The purpose of this section is to describe processor, storage, and network requirements to deploy a DAOS system.
As illustrated in the figure below, a DAOS system can be deployed in two different ways:
Pooled Storage Model: The DAOS servers can run on dedicated storage nodes in separate racks. This is a traditional pool model where storage is uniformly accessed by all compute nodes. In order to minimize the number of I/O racks and to optimize floor space, this approach usually requires high-density storage servers.
Disaggregated Storage Model: In the disaggregated model, the storage nodes are integrated into compute racks and can be either dedicated or shared (e.g., in a hyper-converged infrastructure) nodes. The DAOS servers are thus massively distributed and storage access is non-uniform and must take locality into account.
While DAOS is mostly deployed following the pooled model, active research is conducted to efficiently support the disaggregated model as well.
DAOS requires a 64-bit processor architecture and is primarily developed on Intel 64 architecture. The DAOS software and the libraries it depends on (e.g., ISA-L, SPDK, PMDK, and DPDK) can take advantage of Intel® SSE and AVX extensions.
DAOS is also regularly tested on 64-bit ARM processors configured in Little Endian mode. The same build instructions that are used for x86-64 are applicable for ARM builds as well. DAOS and its dependencies will make the necessary adjustments automatically in their respective build systems for ARM platforms.
The DAOS network layer relies on libfabrics and supports OFI providers for Ethernet/sockets, InfiniBand/verbs, RoCE, Cray’s GNI, and the Intel Omni-Path Architecture. An RDMA-capable fabric is preferred for better performance. DAOS can support multiple rails by binding different instances of the DAOS server to individual network cards.
An additional out-of-band network connecting the nodes in the DAOS service cluster is required for DAOS administration. Management traffic uses IP over Fabric.
DAOS requires each storage node to have direct access to storage-class memory (SCM). While DAOS is primarily tested and tuned for Optane DC Persistent Memory, the DAOS software stack is built over the Persistent Memory Development Kit (PMDK) and the DAX feature of the Linux and Windows operating systems as described in the SNIA NVM Programming Model^1. As a result, the open-source DAOS software stack should be able to run transparently over any storage-class memory supported by PMDK.
The storage node can be optionally equipped with NVMe (non-volatile memory express) SSDs to provide capacity. HDDs, as well as SATA and SAS SSDs, are not supported by DAOS. Both NVMe 3D-NAND and Optane SSDs are supported. Optane SSDs are preferred for DAOS installation that targets a very high IOPS rate. NVMe-oF devices are also supported by the userspace storage stack, but have never been tested.
The minimal recommended ratio between SCM and SSDs capacity is 6% to guarantee that DAOS has enough space in SCM to store internal metadata (e.g., pool metadata, SSD block allocation tracking).
For testing purposes, SCM can be emulated with DRAM by mounting a tmpfs filesystem, and NVMe SSDs can be also emulated with DRAM or a loopback file.

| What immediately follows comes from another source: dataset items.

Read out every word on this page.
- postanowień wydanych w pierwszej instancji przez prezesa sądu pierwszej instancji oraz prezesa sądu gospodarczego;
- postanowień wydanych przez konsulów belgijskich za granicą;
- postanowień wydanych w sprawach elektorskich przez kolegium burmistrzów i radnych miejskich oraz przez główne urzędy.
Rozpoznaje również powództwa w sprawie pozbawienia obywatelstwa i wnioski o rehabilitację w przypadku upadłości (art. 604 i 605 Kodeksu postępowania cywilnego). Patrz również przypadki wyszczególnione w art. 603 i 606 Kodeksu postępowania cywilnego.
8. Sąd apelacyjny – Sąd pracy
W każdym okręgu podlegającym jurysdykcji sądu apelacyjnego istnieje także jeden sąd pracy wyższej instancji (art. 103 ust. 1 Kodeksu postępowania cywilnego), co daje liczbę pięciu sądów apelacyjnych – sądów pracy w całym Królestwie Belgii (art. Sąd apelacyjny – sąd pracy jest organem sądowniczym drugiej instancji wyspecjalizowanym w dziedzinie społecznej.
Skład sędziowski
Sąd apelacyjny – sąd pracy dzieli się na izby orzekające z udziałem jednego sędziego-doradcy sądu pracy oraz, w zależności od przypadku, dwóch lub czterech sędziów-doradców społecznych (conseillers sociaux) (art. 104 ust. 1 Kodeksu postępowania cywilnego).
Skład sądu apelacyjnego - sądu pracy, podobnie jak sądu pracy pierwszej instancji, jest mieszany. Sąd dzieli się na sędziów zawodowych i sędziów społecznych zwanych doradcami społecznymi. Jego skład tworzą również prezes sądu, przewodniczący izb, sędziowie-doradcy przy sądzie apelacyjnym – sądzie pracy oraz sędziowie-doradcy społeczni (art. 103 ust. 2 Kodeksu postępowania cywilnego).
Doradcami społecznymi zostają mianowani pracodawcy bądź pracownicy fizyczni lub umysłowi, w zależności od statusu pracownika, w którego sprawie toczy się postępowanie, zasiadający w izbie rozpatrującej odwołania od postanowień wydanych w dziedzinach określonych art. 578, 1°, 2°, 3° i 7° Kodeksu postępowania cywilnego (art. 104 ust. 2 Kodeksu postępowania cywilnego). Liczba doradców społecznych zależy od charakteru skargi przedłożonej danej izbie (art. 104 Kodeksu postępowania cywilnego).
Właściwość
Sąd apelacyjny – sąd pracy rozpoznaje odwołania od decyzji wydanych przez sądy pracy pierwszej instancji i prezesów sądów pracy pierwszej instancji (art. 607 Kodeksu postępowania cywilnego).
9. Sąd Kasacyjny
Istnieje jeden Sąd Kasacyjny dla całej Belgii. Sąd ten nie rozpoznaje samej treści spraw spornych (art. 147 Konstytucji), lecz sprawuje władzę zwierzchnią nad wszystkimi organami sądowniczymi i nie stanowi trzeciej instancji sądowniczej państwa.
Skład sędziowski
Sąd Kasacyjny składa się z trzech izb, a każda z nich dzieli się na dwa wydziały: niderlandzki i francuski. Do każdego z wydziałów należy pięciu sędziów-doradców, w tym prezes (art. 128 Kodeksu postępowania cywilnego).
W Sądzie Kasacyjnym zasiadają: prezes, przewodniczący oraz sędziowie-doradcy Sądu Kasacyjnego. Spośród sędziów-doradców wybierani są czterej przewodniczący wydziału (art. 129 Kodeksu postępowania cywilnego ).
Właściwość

On recent Xeon platforms, PCIe slots have a natural affinity to one CPU. Although globally accessible from any of the system cores, NVMe SSDs and network interface cards connected through the PCIe bus may provide different performance characteristics (e.g., higher latency, lower bandwidth) to each CPU. Accessing “remote” PCIe devices may involve traffic over the UPI (Ultra Path Interconnect) link that might become a point of congestion. Similarly, persistent memory is non-uniformly accessible (NUMA), and CPU affinity must be respected for maximal performance.

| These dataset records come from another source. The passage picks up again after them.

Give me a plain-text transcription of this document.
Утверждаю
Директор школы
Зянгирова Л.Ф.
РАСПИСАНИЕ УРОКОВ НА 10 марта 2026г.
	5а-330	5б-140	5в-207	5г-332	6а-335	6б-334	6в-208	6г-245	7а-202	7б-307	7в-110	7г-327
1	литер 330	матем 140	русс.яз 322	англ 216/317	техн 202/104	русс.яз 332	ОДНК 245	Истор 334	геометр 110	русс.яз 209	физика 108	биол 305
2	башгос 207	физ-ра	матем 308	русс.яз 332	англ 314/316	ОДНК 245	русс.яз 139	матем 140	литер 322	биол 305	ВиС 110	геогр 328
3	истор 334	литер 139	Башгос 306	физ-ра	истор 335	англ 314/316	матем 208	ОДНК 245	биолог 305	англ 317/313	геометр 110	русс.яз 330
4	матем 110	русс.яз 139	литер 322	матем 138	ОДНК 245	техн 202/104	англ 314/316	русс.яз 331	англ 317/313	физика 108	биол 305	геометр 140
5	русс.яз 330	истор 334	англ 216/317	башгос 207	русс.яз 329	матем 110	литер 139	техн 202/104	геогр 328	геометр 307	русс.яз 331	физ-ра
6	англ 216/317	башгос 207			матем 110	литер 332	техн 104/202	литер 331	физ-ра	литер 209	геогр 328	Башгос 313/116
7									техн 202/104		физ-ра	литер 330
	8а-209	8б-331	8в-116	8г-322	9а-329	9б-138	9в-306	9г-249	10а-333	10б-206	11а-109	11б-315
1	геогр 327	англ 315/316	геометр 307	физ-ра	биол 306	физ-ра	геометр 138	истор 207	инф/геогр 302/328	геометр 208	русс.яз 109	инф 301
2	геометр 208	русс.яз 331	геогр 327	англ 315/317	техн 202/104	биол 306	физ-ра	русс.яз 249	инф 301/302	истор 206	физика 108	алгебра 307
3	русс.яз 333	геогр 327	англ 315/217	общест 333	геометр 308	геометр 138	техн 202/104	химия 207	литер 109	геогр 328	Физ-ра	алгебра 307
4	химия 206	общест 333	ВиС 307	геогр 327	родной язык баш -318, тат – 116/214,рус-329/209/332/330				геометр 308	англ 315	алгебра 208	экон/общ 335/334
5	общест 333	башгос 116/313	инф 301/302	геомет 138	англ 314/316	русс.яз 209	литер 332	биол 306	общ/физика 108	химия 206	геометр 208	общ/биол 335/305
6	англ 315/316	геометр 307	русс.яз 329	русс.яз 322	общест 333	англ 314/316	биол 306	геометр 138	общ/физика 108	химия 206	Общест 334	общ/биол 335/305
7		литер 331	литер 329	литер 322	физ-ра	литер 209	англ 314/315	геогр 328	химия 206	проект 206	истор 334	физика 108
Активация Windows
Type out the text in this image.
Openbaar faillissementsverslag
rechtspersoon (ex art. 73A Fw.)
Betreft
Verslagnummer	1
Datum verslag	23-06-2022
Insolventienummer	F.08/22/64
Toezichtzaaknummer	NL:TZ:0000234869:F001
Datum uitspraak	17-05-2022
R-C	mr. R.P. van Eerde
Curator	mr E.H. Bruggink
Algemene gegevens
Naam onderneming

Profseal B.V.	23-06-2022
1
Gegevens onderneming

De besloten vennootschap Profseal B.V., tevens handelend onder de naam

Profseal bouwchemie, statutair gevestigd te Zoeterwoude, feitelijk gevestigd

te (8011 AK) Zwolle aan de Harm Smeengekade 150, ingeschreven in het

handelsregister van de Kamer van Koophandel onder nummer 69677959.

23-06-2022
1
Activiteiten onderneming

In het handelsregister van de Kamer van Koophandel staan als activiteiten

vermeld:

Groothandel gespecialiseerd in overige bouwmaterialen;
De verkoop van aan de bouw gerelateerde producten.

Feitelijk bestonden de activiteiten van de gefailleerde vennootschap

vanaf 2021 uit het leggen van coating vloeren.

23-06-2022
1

Therefore, when running in a multi-socket and multi-rail environment, the DAOS service must be able to detect the CPU to PCIe device and persistent memory affinity and minimize as much as possible non-local access. This can be achieved by spawning one instance of the I/O server per CPU, then accessing only local persistent memory and PCI devices from that server instance. The control plane is responsible for detecting the storage and network affinity and starting the I/O servers accordingly.

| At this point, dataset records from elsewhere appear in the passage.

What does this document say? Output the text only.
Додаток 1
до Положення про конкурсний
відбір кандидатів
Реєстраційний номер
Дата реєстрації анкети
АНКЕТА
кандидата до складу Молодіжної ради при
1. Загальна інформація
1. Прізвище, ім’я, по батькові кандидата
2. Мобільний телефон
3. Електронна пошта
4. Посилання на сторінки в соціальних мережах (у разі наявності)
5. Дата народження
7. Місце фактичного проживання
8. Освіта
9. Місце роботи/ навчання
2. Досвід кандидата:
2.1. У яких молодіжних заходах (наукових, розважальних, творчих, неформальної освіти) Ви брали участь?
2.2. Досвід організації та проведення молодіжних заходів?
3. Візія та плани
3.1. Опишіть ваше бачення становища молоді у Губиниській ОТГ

DAOS relies on single-ported storage massively distributed across different storage nodes. Each storage node is thus a single point of failure. DAOS achieves fault tolerance by providing data redundancy across storage nodes in different fault domains.
DAOS assumes that fault domains are hierarchical and do not overlap. For instance, the first level of a fault domain could be the racks and the second one the storage nodes.
For efficient placement and optimal data resilience, more fault domains are better. As a result, it is preferable to distribute storage nodes across as many racks as possible.